S'exprimer sur le conflit Israël-Palestine a toujours été une question de principe. Il est humainement difficile et amer de se réjouir des morts humaines – la guerre est la pire des créations humaines – mais, il ne faut pas non plus enterrer l'Histoire. Connaitre l'Histoire, c'est reconnaitre, sans ambages, Israël comme cet Etat criminel qui profite de faits tragiques pour perpétuer des horreurs qui n'auraient rien à envier à l'holocauste. Connaitre l'Histoire c'est aussi reconnaitre que l'attaque du Hamas n'est qu'un acte de représailles, résultat d'années d'un génocide sans nom d'un pays pillé et piétiné dans l'impunité la plus totale. Kaïs Saïed avait condamné, hier, face à son chef du gouvernement et à ses ministres de la Défense, des Affaires étrangères, des Affaires sociales et de la Santé, et du président du Croissant Rouge, « les médias qui essayent d'induire l'opinion publique en erreur ». Il est en effet assourdissant d'assister au débat médiatique occidental face aux événements actuels. Des plateaux TV dans lesquels l'absence de personnes s'exprimant du côté palestinien est aveuglante. Un seul son de cloche, un lynchage en masse et un piétinement d'années d'histoire. Même lorsqu'il est timidement présent, l'autre son de cloche est diabolisé, crétinisé et rapidement acculé au silence. L'autre son de cloche, qui mériterait d'être écouté, rappellerait que si les Palestiniens ripostent aujourd'hui, c'est dans un acte de dernier recours. De désespoir. L'opinion publique internationale ne peut pas oublier la prison humaine que la Palestine est devenue, à cause d'années de siège, les milliers de victimes civiles, les familles, les enfants tués chaque jour dans l'indifférence la plus absolue.

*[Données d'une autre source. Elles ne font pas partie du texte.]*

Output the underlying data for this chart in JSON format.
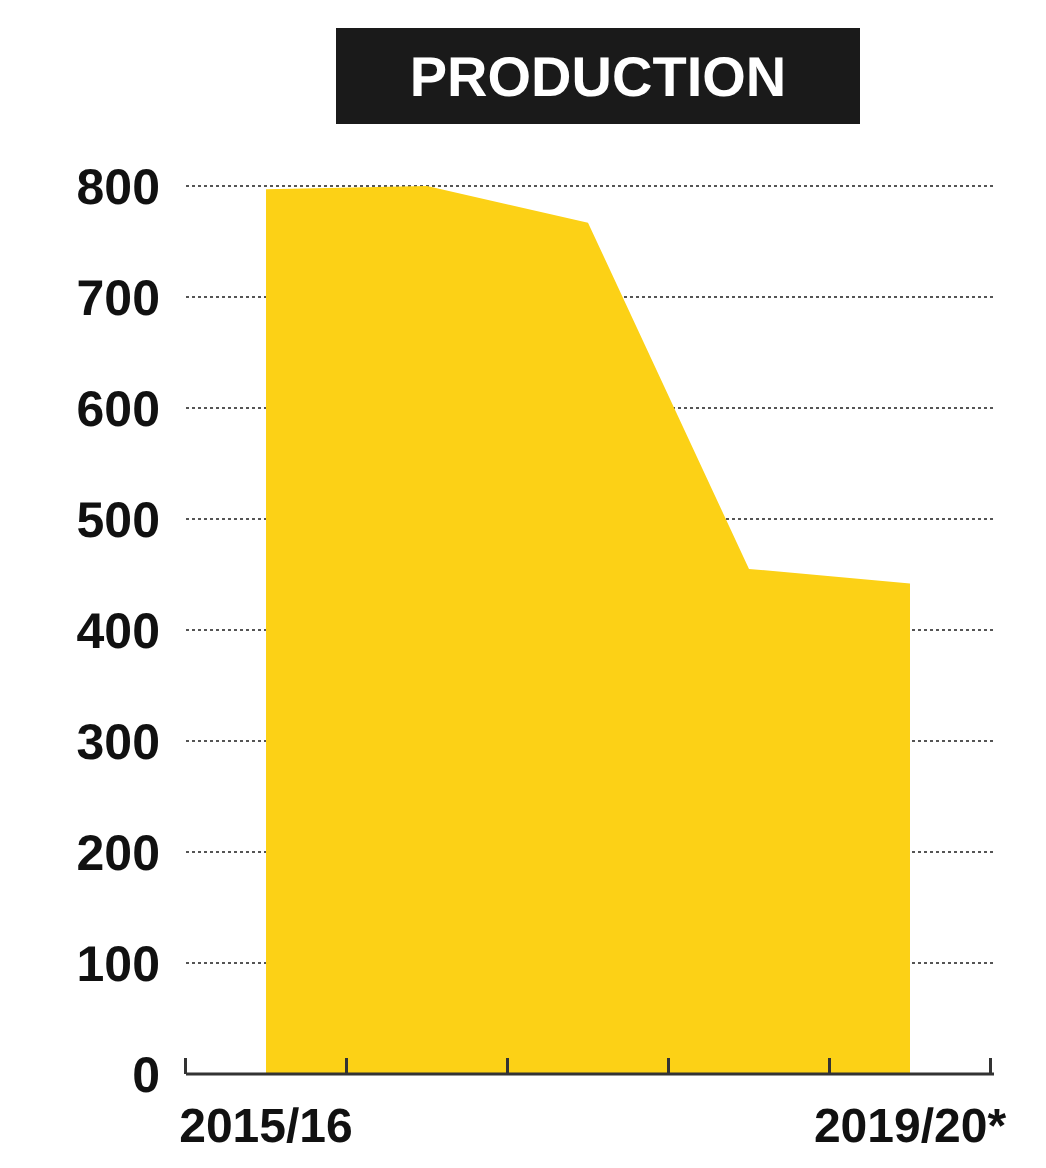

En Tunisie, le génocide en Palestine n'est pas un sujet de débat. C'est une question qui fait l'unanimité et elle est déjà tranchée depuis toujours. Le sentiment d'appartenance à une Palestine qui, aussi longtemps que l'on se souvienne, a toujours été en guerre, est expliqué par plusieurs facteurs. D'abord la dimension religieuse, indiscutable, sacrée, ensuite l'idéal d'une cause qu'on s'est promis, depuis tous petits, de gagner. Ce fantasme inatteignable. Lorsque vous vous promenez en Tunisie, vous voyez des panneaux de signalisation indiquant la direction à prendre pour rejoindre Al Quds (plus de 2.400 km). Et les plus petits – ceux à qui on n'a rien expliqué – vous demandent si nous devons aimer la Palestine plus que notre propre pays. Oui car si la Tunisie joue à fond la carte du principe, d'autres pays exploitent la situation pour faire des calculs politiques de circonstance, la Russie, la Turquie, l'Iran…, profitent de ce climat de tensions pour servir leurs propres intérêts.
En réalité, en dehors de la dimension humaine et symbolique, le conflit Israël-Palestine a toujours été le terrain de guerres politiques et idéologiques de tous les côtés. Les Palestiniens, démunis, utilisés comme chair à canon, se retrouvent pris au piège entre l'horreur de l'enclume et la folie du marteau. Entre les fous de Dieu islamistes du Hamas et les fous de Dieu juifs, les civils ne font que subir. Ce sont les règles de la guerre leur dit-on, vous n'êtes que des dommages collatéraux… Dans les faits, le conflit Israélo-palestinien ne sera jamais résolu par les slogans, par les sentiments, cette attaque marque un tournant décisif dans l'histoire du conflit. Les Israéliens n'ont jamais été très enclins à la paix et les Palestiniens, eux, disposent de peu de moyens pour envisager un soupçon d'espoir. Pour espérer une survie. « Avec les sentiments, il est temps de faire appel à la raison et à l'expérience…comme nous l'ont appris toutes les expériences que nous avons payées très cher », a écrit l'éditorialiste palestinien Majed Kayyali dans son éditorial du 7 octobre. Allez demander à un Palestinien ce qu'il en pense, car en définitive, c'est son avis à lui qui compte, et non tout le sensationnalisme qu'il y a autour. Pour l'heure, cette attaque, aux retombées encore inconnues, servira à resserrer davantage l'étau sur des Palestiniens habitués à l'horreur. Elle permettra de justifier un « siège complet » de la bande de Gaza. « Nous combattons des animaux et nous agissons en conséquence […] Pas d'électricité, pas de nourriture, pas de gaz, tout est fermé », avait déclaré le ministre israélien de la Défense, Yoav Gallant. Ceci ne changera pas grand-chose du quotidien palestinien. Encore un prétexte à l'injustifiable…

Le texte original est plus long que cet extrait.